Luxemburg ist ja etwas kleiner als Deutschland. Da du als Luxemburgerin möglicherweise nicht so oft ans Meer kommst, hast du es vielleicht noch nie gesehen: große Schiffe ändern ihre Richtung langsamer als kleine Boote.
Ok, ist nur eine blöde Metapher. Und im Prinzip hast du ja recht mit der Schelte. Dass es so lange dauert, bis der Bundestag auf die Idee kommt, queere Opfer ans Mikrofon zu lassen (oder genauer, queere Leute im Namen der queeren Opfer), das sagt ja schon einiges. Wenn man sich dazudenkt,
warum das so lange gedauert hat, wird eine Geschichte draus. Aber keine mit Ampel-Gehampel, sondern eher eine mit Nazi-Gerümpel und jahrzehntelangem Ringen um kleinste Fortschritte.

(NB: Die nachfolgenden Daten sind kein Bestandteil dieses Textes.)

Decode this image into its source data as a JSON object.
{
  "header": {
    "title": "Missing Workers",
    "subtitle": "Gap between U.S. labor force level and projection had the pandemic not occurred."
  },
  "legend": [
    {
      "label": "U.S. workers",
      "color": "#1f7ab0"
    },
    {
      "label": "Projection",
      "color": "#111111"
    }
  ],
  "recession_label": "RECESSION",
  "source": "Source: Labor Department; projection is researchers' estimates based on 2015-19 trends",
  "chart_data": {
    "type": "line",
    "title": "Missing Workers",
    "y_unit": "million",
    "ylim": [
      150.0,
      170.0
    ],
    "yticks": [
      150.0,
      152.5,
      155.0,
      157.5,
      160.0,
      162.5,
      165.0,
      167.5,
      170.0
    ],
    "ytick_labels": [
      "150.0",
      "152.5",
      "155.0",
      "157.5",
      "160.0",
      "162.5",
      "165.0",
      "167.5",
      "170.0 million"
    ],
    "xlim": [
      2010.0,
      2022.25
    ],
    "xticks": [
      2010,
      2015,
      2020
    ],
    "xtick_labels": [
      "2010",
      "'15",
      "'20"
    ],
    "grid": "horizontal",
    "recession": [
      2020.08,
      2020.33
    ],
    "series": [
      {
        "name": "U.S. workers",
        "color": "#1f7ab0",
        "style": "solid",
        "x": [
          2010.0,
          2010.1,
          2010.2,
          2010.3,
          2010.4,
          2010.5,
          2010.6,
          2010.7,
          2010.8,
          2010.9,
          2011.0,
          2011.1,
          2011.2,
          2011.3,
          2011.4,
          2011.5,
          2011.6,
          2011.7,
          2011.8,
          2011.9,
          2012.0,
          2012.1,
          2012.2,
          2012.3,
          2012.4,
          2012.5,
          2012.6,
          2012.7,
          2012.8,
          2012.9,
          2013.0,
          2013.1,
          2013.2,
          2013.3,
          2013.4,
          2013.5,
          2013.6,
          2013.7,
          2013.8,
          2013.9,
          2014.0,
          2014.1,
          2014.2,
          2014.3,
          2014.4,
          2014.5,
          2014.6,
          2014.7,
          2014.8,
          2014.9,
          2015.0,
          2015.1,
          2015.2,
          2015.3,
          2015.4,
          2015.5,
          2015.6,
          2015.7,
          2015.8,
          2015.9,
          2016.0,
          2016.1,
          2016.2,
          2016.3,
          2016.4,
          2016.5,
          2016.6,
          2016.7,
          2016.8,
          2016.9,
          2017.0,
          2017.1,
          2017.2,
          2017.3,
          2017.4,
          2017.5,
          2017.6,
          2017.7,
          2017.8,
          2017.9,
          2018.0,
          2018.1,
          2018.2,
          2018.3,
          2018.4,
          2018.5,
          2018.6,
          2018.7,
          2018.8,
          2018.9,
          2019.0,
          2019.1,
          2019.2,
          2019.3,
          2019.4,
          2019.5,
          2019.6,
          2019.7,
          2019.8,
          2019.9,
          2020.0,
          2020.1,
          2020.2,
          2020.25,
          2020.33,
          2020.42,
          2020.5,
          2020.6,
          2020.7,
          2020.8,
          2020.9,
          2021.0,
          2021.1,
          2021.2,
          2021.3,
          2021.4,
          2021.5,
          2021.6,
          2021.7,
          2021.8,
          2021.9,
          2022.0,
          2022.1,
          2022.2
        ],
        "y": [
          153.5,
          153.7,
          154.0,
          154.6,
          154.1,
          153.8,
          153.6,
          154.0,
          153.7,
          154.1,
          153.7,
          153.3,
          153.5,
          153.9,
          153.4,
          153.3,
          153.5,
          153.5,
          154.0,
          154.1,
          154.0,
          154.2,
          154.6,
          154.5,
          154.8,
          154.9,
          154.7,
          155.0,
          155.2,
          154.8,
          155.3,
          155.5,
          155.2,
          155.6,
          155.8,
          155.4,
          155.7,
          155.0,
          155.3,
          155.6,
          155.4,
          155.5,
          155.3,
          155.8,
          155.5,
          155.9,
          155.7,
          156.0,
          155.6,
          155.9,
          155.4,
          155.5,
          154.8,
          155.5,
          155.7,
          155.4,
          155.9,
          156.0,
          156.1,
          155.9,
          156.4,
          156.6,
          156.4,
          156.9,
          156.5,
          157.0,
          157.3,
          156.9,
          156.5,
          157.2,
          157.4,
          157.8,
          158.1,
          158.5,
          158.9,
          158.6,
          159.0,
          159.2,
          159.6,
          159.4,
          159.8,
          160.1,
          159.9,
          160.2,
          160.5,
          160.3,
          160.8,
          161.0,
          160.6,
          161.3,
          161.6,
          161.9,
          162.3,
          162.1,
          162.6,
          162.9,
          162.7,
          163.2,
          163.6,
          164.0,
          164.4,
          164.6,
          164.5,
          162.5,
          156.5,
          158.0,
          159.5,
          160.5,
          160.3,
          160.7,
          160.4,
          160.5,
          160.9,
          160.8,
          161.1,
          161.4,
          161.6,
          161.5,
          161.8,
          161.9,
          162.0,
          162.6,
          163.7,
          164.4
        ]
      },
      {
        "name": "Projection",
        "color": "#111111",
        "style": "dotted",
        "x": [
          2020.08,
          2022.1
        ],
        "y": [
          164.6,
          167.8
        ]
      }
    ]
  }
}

Annette hat geschrieben: Do 19. Jan 2023, 12:47
Ihr denkt und gedenkt, schwafelt belangloses Zeug und ampelt euch durch den (Bundes-) Tag. Wann werdet ihr euren Worten Taten folgen lassen?
Eine Menge Leute halten Geschichtspolitik für belangloses Zeug. Geschwafel eben, folgenlose Reden an Gedenktagen.
Ich wäre da etwas zurückhaltender. Gedenkrituale werden in ihrer Bedeutung vermutlich unterschätzt.
Dass im Bundestag jetzt endlich auch der queeren Opfer gedacht werden soll, ist ein Fortschritt. Auch wenn es längst überfällig ist. Das war vieles andere auch schon, und trotzdem ist es wichtig, dass es dann endlich passiert.
Jeder Fortschritt zählt. Jedes Mehr an Akzeptanz, das die Gesellschaft uns zugesteht, das wir ihr abringen.